「少子化だから、将来年金はもらえない」というのは、本当ですか?
被用者保険の適用拡大に向けた年金制度改正
公的年金制度を社会全体で支える仕組みとして捉える一方で、それぞれの事情で考える必要もあります。少子化により、今後、働く世代が減少するのは既知のことですが、継続的に社会保険料を納付する人材の確保も重要な課題となっています。その解決策の一つが、被用者保険の適用拡大と言えるでしょう。 ■パートなど短時間労働者の社会保険加入 2022年10月以降、段階的にパートなど短時間労働者の社会保険適用が拡大されています。会社員の配偶者の場合、被扶養者(扶養される人)に社会保険料の負担はありません。そのため、年収が扶養の要件である一定の基準を超えないよう働き方を調整するケースも多く見られます。 ただし、これまで社会保険加入の対象外であった方も、これからは就労要件や勤務先の事業規模などによって社会保険の加入対象となるケースがあります。 いわゆる「年収の壁」と呼ばれる基準は、その基準を超えることで社会保険料の負担が発生するもので、結果として手取り収入が減るという逆転現象が起こることもあります。 ただ、それをデメリットと捉えるのではなく、社会保険加入により厚生年金の被保険者となり、将来受け取る年金(老齢厚生年金)を増やす手段であると考えた方が、社会保険制度の主旨に沿っており、自分自身が豊かな老後を過ごせる可能性は高いと言えるでしょう。 厚生労働省年金局の「厚生年金保険・国民年金次号の概況(令和3年度)」によれば、第3号被保険者(会社員の扶養となる配偶者)の数は、減少傾向にあるようです。

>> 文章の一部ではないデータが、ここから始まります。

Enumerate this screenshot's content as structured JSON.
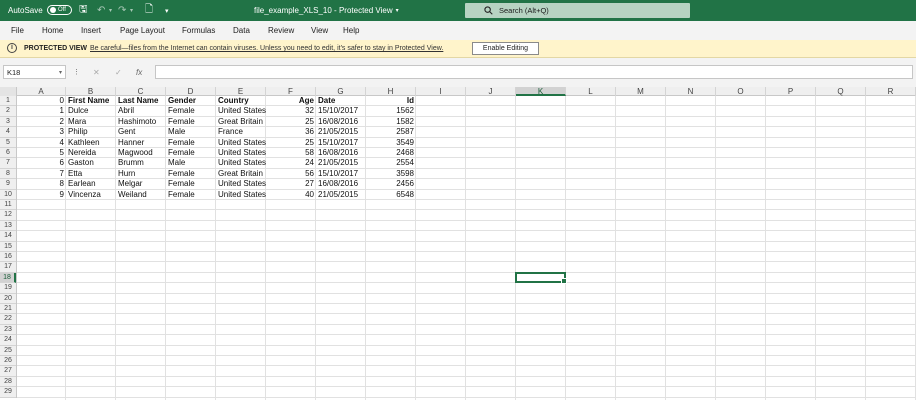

(※) こうした背景をふまえ、2023年10月からは「年収の壁・支援強化パッケージ」という施策が始まりました。助成金など企業への支援を行うことで、パートやアルバイトで働く人が「年収の壁」を意識せずに働ける環境づくりを後押しするものです。 ■人材の確保や育成など企業努力にも期待 少子化により労働力が減少していくなかで、企業としても、人材の確保・育成や働き方改革、生産性の向上や業務の効率化はますます重要になるでしょう。 雇用の安定化などをふくめた経営基盤が整うことで企業収益が上がれば、賃金上昇も可能となり、結果として、社会保険料収入も増えることになります。働きやすい環境づくりや介護離職などの防止に向けた取り組みなど企業の努力も期待されています。